大谷将士助教(茨城県東海村のJ-PARCで)
大谷将士助教(茨城県東海村のJ-PARCで)

 そんなはかない命のミューオンを人工的に作り出して加速する技術の開発に、高エネルギー加速器研究機構の大谷 (まさ)() 助教(39)(加速器科学・素粒子実験)が挑んでいる。成功すれば、素粒子理論の大きな謎に迫る実験や、構造物の内部を高精度で透視する検査技術につながると期待される。

加速には二つの難題…短い寿命と「中間的な重さ」

 茨城県東海村にある加速器施設「 (ジェイ)PARC(パーク) 」には、世界的にも少ないミューオン生成の設備がある。このミューオンを光速の約90%まで加速する装置の開発が、2028年の完成を目指して進む。大谷さんらの研究チームは15年に設計を始め、21年から実機の製作に入った。17~18年には試験的な装置を使い、ミューオンの加速を世界で初めて成功させている。
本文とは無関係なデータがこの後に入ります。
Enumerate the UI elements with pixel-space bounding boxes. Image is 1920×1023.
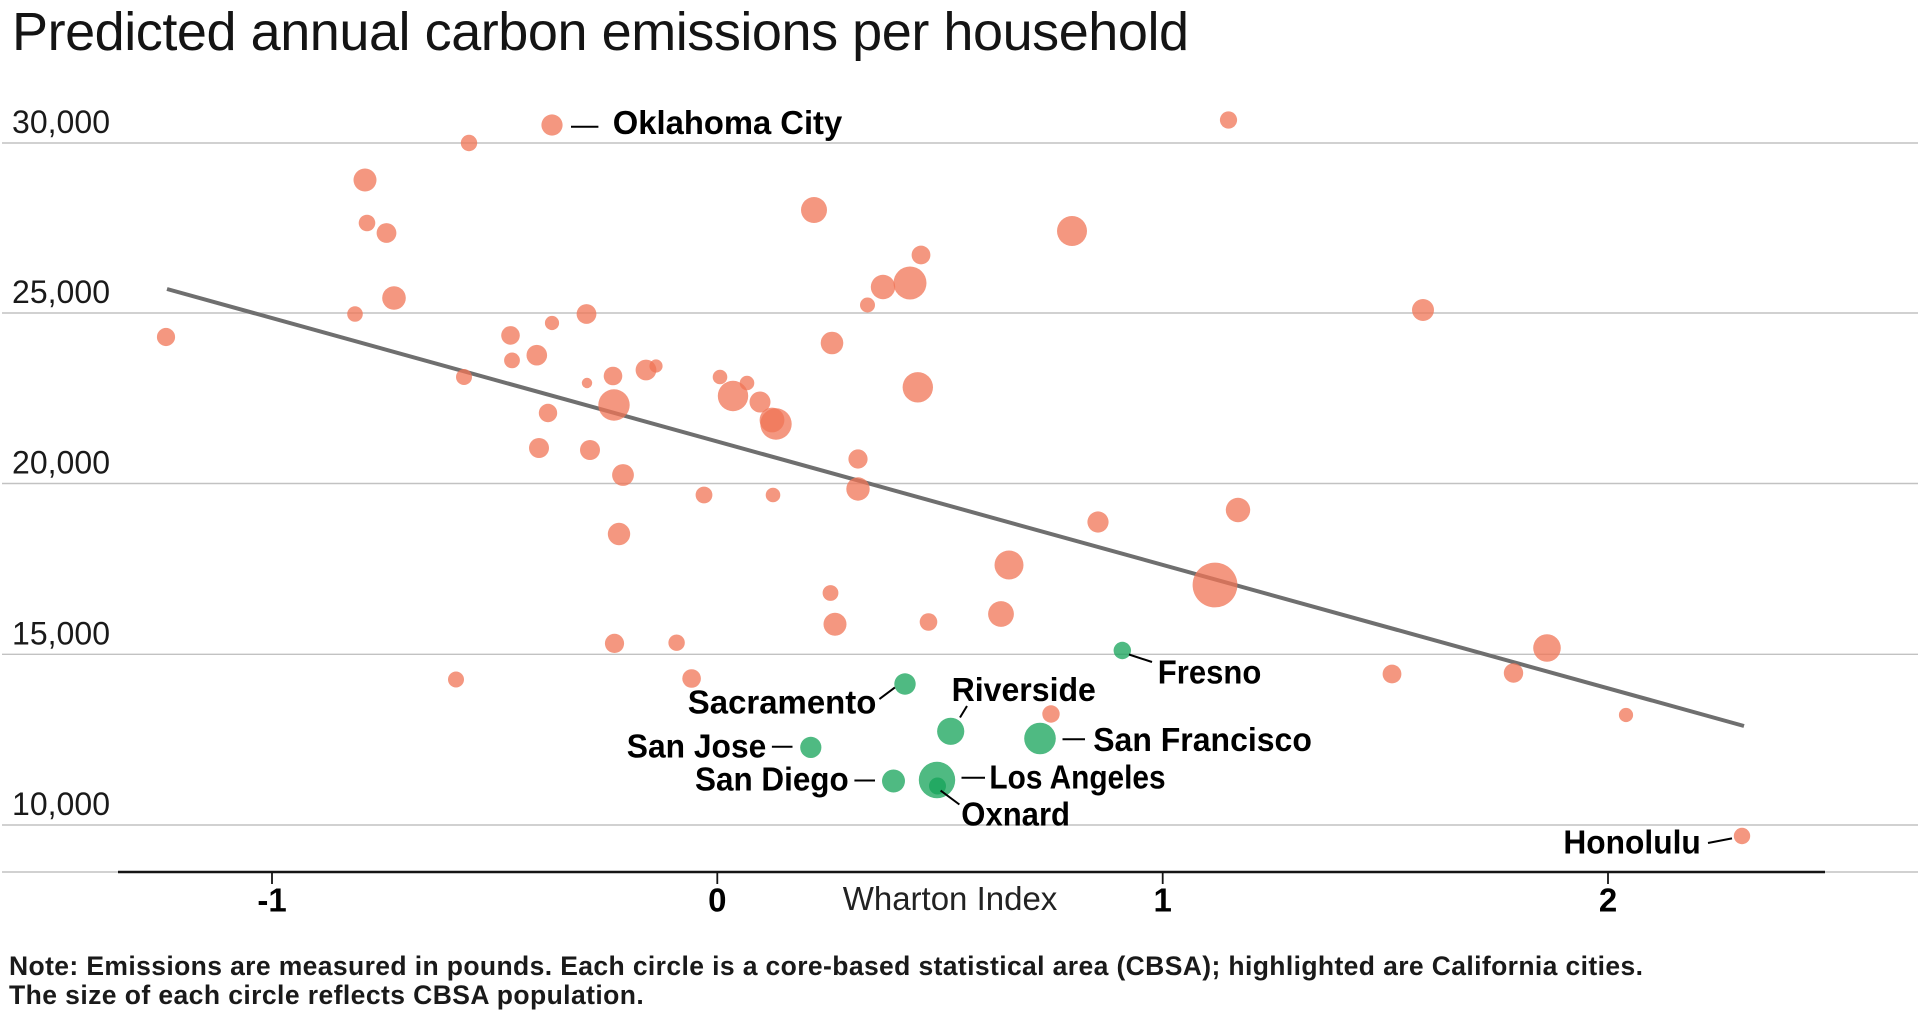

 素粒子実験では、原子を構成するありふれた粒子の電子か陽子を加速し、他の粒子と衝突させることが多い。この2粒子と比べ、ミューオンの加速には大きな難しさが二つある。一つは言うまでもなく、寿命が短いこと。生成したミューオンが生き残っている間に、加速して利用するまでのすべてを終えねばならない。加速に時間をかけても消えたりしない電子や陽子とは、訳が違う。

 もう一つの難しさは「電子と陽子の中間的な重さであることです」と、大谷さんは説明する。電子は軽いので、スピードの上限である光速の近くまで一気に加速できる。これに対し、ミューオンと陽子の質量は、それぞれ電子の約200倍と約1800倍。これらを効率的に加速するには、速度が上がるにつれて加速装置の構造を段階的に切り替える必要がある。ミューオンは陽子より軽い分、速度の上がり方が急なので、その切り替えも急激になるという。

完成した2段目の加速装置「IH-DTL」。ミューオンは右から左へ進む(J-PARCで)
完成した2段目の加速装置「IH-DTL」。ミューオンは右から左へ進む(J-PARCで)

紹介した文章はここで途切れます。